Search JTA's historical archive dating back to 1923

Jewish Communities Must Raise $215,000,000 for Local and Overseas Programs in 1947

December 17, 1946
See Original Daily Bulletin From This Date
Advertisement

The 267 communities affiliated with the Council of Jewish Federations and Welfare Funds will be called upon to raise more than $215,000,000 for local, national and overseas programs in 1947, with the bulk ear-marked for the $170,000,000 campaign of the United Jewish Appeal, Arnold Gurin of New York, director of budget research for the Council, told 300 delegates assembled here at the Central Atlantic Regional Conference. The delegates represent fifty major communities in New Jersey, Delaware, Eastern Pennsylvania, Maryland, Virginia and Washington, D.C.

The conference which was called to map a program designed to help American Jewish communities meet their responsibilities next year, also heard a report from H.L. Lurie, executive director of the Council of Jewish Federations and Welfare Funds, on the increased contribution to American Jewish life being made by federations, welfare funds and community councils throughout the country.
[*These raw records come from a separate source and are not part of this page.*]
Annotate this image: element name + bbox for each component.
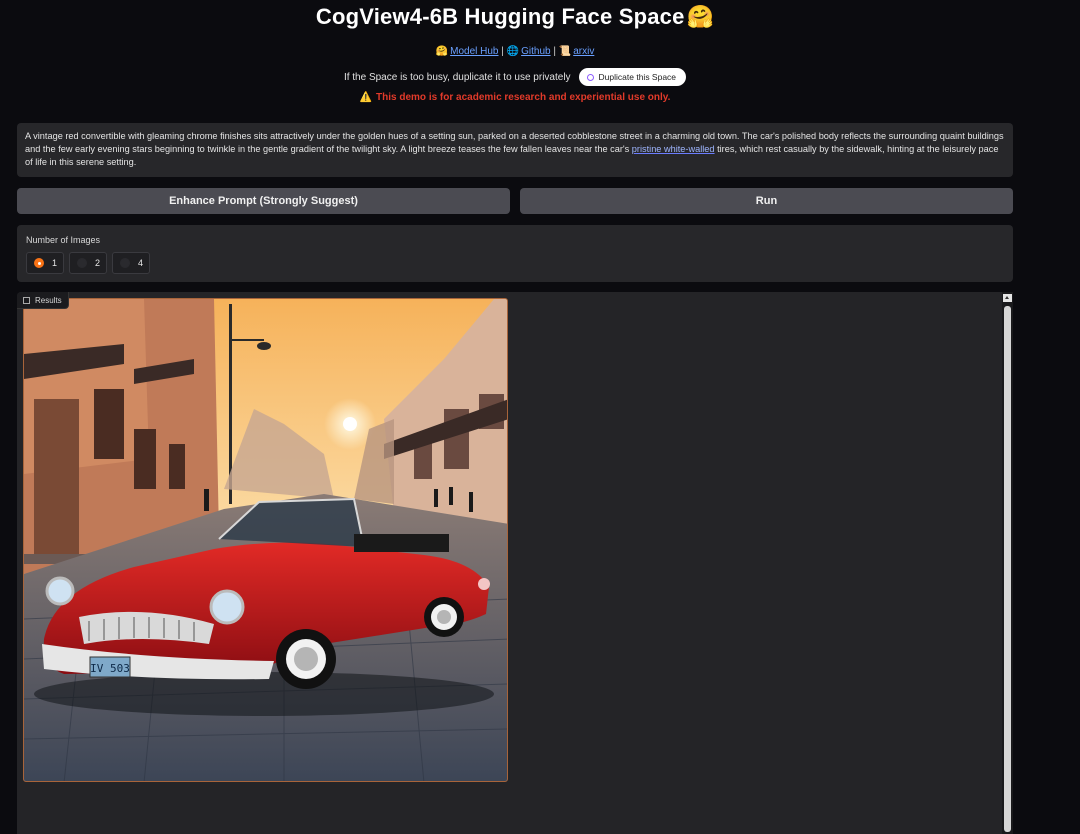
warning-text: This demo is for academic research and e…	[376, 92, 671, 103]
radio-option-4[interactable]: 4	[112, 252, 150, 274]
github-link[interactable]: Github	[521, 46, 550, 57]
scroll-icon: 📜	[558, 46, 572, 57]
radio-label: 2	[95, 258, 101, 268]
header-links: 🤗 Model Hub | 🌐 Github | 📜 arxiv	[0, 46, 1030, 57]
scroll-up-arrow-icon[interactable]	[1003, 294, 1012, 302]
radio-option-2[interactable]: 2	[69, 252, 107, 274]
busy-text: If the Space is too busy, duplicate it t…	[343, 71, 571, 83]
run-button[interactable]: Run	[520, 188, 1013, 214]
warning-icon: ⚠️	[359, 92, 373, 103]
globe-icon: 🌐	[506, 46, 520, 57]
number-of-images-radio-group: 1 2 4	[26, 252, 150, 274]
page-title-text: CogView4-6B Hugging Face Space	[315, 4, 685, 29]
number-of-images-label: Number of Images	[26, 235, 101, 245]
radio-label: 4	[138, 258, 144, 268]
gallery-icon	[23, 296, 30, 304]
duplicate-label: Duplicate this Space	[598, 72, 677, 82]
disclaimer-warning: ⚠️ This demo is for academic research and…	[0, 92, 1030, 103]
radio-label: 1	[52, 258, 58, 268]
page-title: CogView4-6B Hugging Face Space🤗	[0, 4, 1030, 30]
license-plate-text: IV 503	[90, 662, 130, 675]
duplicate-icon	[586, 73, 594, 81]
hugging-face-emoji-icon: 🤗	[686, 4, 715, 29]
enhance-prompt-button[interactable]: Enhance Prompt (Strongly Suggest)	[17, 188, 510, 214]
results-label-text: Results	[35, 295, 62, 305]
prompt-highlight: pristine white-walled	[631, 144, 715, 154]
results-gallery: Results IV 503	[17, 292, 1013, 834]
radio-option-1[interactable]: 1	[26, 252, 64, 274]
model-hub-link[interactable]: Model Hub	[450, 46, 498, 57]
number-of-images-panel: Number of Images 1 2 4	[17, 225, 1013, 282]
results-scrollbar[interactable]	[1002, 292, 1013, 834]
radio-circle-icon	[34, 258, 44, 268]
arxiv-link[interactable]: arxiv	[573, 46, 594, 57]
hugging-face-icon: 🤗	[435, 46, 449, 57]
radio-circle-icon	[120, 258, 130, 268]
prompt-textarea[interactable]: A vintage red convertible with gleaming …	[17, 123, 1013, 177]
scrollbar-thumb[interactable]	[1004, 306, 1011, 832]
generated-image[interactable]: IV 503	[23, 298, 508, 782]
link-separator: |	[553, 46, 556, 57]
link-separator: |	[501, 46, 504, 57]
duplicate-space-button[interactable]: Duplicate this Space	[578, 68, 687, 86]
duplicate-row: If the Space is too busy, duplicate it t…	[0, 68, 1030, 86]
results-label: Results	[17, 292, 69, 309]
radio-circle-icon	[77, 258, 87, 268]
He emphasized that “current American factors are tending to make the Jewish group more homogenous.”

Presided over by Kurt Peiser, executive director of the Philadelphia Federation of Jewish Charities, the conference also heard Samuel H. Daroff, president of the Philadelphia Allied Jewish Appeal, laud the $170,000,000 U.J.A. quota as the best possible news for the 250,000 displaced Jews in the camps in Europe. “Thank God that the sacrifices we shall gladly make can prove so effective in restoring the self-respect and dignity of our fellow-Jews abroad. I have not the slightest doubt that every Jew in America will respond with unprecedented generosity to help attain our goal,” he said.
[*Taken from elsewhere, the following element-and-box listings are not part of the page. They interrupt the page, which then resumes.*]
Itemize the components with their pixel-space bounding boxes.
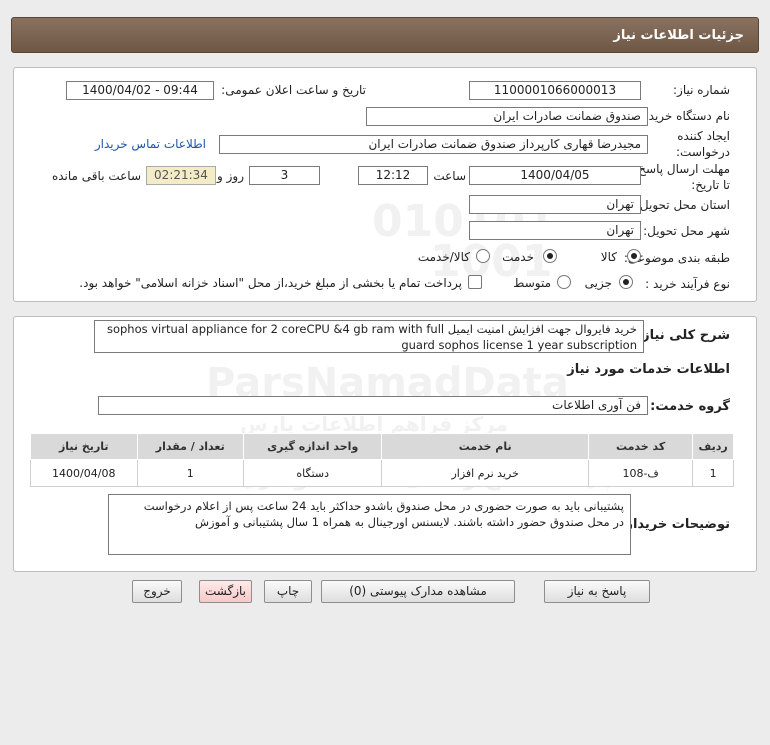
province-label: استان محل تحویل: <box>635 198 730 212</box>
cell-unit: دستگاه <box>242 459 383 487</box>
exit-button[interactable]: خروج <box>132 580 182 603</box>
process-minor-label: جزیی <box>584 276 612 290</box>
reply-button[interactable]: پاسخ به نیاز <box>544 580 650 603</box>
category-goods-service-label: کالا/خدمت <box>417 250 470 264</box>
city-label: شهر محل تحویل: <box>643 224 730 238</box>
remaining-label: ساعت باقی مانده <box>51 169 141 183</box>
buyer-notes-line-1: پشتیبانی باید به صورت حضوری در محل صندوق… <box>143 499 624 513</box>
services-table: ردیف کد خدمت نام خدمت واحد اندازه گیری ت… <box>30 433 734 487</box>
remaining-timer: 02:21:34 <box>146 166 216 185</box>
buyer-notes-label: توضیحات خریدار: <box>620 517 730 532</box>
category-service-label: خدمت <box>502 250 534 264</box>
process-radio-minor[interactable] <box>619 275 633 289</box>
buyer-org-label: نام دستگاه خریدار: <box>635 109 731 123</box>
cell-need-date: 1400/04/08 <box>30 459 138 487</box>
description-field: خرید فایروال جهت افزایش امنیت ایمیل soph… <box>94 320 644 353</box>
col-service-name: نام خدمت <box>381 433 589 460</box>
back-button[interactable]: بازگشت <box>199 580 252 603</box>
category-radio-goods-service[interactable] <box>476 249 490 263</box>
print-button[interactable]: چاپ <box>264 580 312 603</box>
page-title: جزئیات اطلاعات نیاز <box>613 28 744 43</box>
cell-service-name: خرید نرم افزار <box>381 459 589 487</box>
contact-buyer-link-label: اطلاعات تماس خریدار <box>94 137 206 151</box>
deadline-label-2: تا تاریخ: <box>691 178 730 192</box>
treasury-note: پرداخت تمام یا بخشی از مبلغ خرید،از محل … <box>79 276 462 290</box>
category-radio-service[interactable] <box>543 249 557 263</box>
days-label: روز و <box>217 169 244 183</box>
services-heading: اطلاعات خدمات مورد نیاز <box>567 362 730 377</box>
announce-field: 1400/04/02 - 09:44 <box>66 81 214 100</box>
table-header-row: ردیف کد خدمت نام خدمت واحد اندازه گیری ت… <box>30 433 734 460</box>
buyer-notes-field: پشتیبانی باید به صورت حضوری در محل صندوق… <box>108 494 631 555</box>
col-row: ردیف <box>692 433 734 460</box>
buyer-org-field: صندوق ضمانت صادرات ایران <box>366 107 648 126</box>
days-field: 3 <box>249 166 320 185</box>
description-label: شرح کلی نیاز: <box>636 328 730 343</box>
col-service-code: کد خدمت <box>587 433 694 460</box>
deadline-time-field: 12:12 <box>358 166 428 185</box>
creator-field: مجیدرضا قهاری کارپرداز صندوق ضمانت صادرا… <box>219 135 648 154</box>
category-radio-goods[interactable] <box>627 249 641 263</box>
description-line-1: خرید فایروال جهت افزایش امنیت ایمیل soph… <box>106 322 637 336</box>
category-goods-label: کالا <box>600 250 617 264</box>
buyer-notes-line-2: در محل صندوق حضور داشته باشند. لایسنس او… <box>195 515 624 529</box>
time-label: ساعت <box>433 169 466 183</box>
cell-quantity: 1 <box>136 459 244 487</box>
process-radio-medium[interactable] <box>557 275 571 289</box>
process-label: نوع فرآیند خرید : <box>645 277 730 291</box>
deadline-label: مهلت ارسال پاسخ: <box>634 162 730 176</box>
page-header: جزئیات اطلاعات نیاز <box>11 17 759 53</box>
description-line-2: guard sophos license 1 year subscription <box>401 338 637 352</box>
announce-label: تاریخ و ساعت اعلان عمومی: <box>221 83 366 97</box>
cell-service-code: ف-108 <box>587 459 694 487</box>
process-medium-label: متوسط <box>513 276 551 290</box>
need-number-label: شماره نیاز: <box>673 83 730 97</box>
col-quantity: تعداد / مقدار <box>136 433 244 460</box>
creator-label-2: درخواست: <box>676 145 730 159</box>
table-row: 1 ف-108 خرید نرم افزار دستگاه 1 1400/04/… <box>30 459 734 487</box>
deadline-date-field: 1400/04/05 <box>469 166 641 185</box>
creator-label: ایجاد کننده <box>677 129 730 143</box>
need-number-field: 1100001066000013 <box>469 81 641 100</box>
col-unit: واحد اندازه گیری <box>242 433 383 460</box>
province-field: تهران <box>469 195 641 214</box>
treasury-checkbox[interactable] <box>468 275 482 289</box>
service-group-field: فن آوری اطلاعات <box>98 396 648 415</box>
city-field: تهران <box>469 221 641 240</box>
cell-row: 1 <box>692 459 734 487</box>
attachments-button[interactable]: مشاهده مدارک پیوستی (0) <box>321 580 515 603</box>
service-group-label: گروه خدمت: <box>650 399 730 414</box>
col-need-date: تاریخ نیاز <box>30 433 138 460</box>
contact-buyer-link[interactable]: اطلاعات تماس خریدار <box>95 137 206 151</box>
RACIAL HATRED IN “MARKED EVIDENCE” IN U.S., DELEGATES ARE TOLD

Group hatreds and prejudices, “in flagrant violation of democratic concepts,” are in marked evidence in the United States,” Jules Cohen, coordinator of the National Community Relations Advisory Council, reported. “The projection of civil and religious rights and the building of friendlier group relations,” he said, “must constitute an important part of future world planning.” He urged Jewish communities to assume their share of this responsibility by “initiating and developing effective local community relations programs.” He stressed that such programs must include “the exposure of undemocratic organizations, individuals and incidents. Such action places the organized Jewish community behind every community effort to enact progressive social legislation. It promotes mutual respect and understanding through year-round interfaith and interracial activities.”

U.S. Federal Judge Phillip Forman, who recently returned from Europe where he attended the Paris Peace Conference and the International Conference of Christians and Jews at Oxford, England, reported on the conditions of Europe’s 1,500,000 Jewish survivors. He declared that “only the emphatic insistence upon the part of the United States that these homeless people be permitted to avail themselves of the National Homeland in Palestine in conformity with the true objectives of the Balfour Declaration, their acceptance in reasonable number in the United States and other countries and a continued generous financial contribution to supplement their necessities by the Jews of the United States will stave off their mass extinction.”

Bernard Alexander of Trenton, regions president, reported that during the past year, Jewish communities in the Central Atlantic region raised more than $17,000,000. He was re-elected regional president by the conference. Other officers chosen were: vice-presidents, I.B. Finkelstein of Wilmington, Gus Kaplan of Harrisburg and Israel November of Richmond; treasurer, D.Beryl Manischewitz, Newark.

Leon Retter, general secretary of the Central Committee of Liberated Jews in Germany and Samuel Shlomovitz, chairman of the Jewish refugee committee in the Frankfurt region, were among the speakers. They reported on conditions of life among displaced Jews.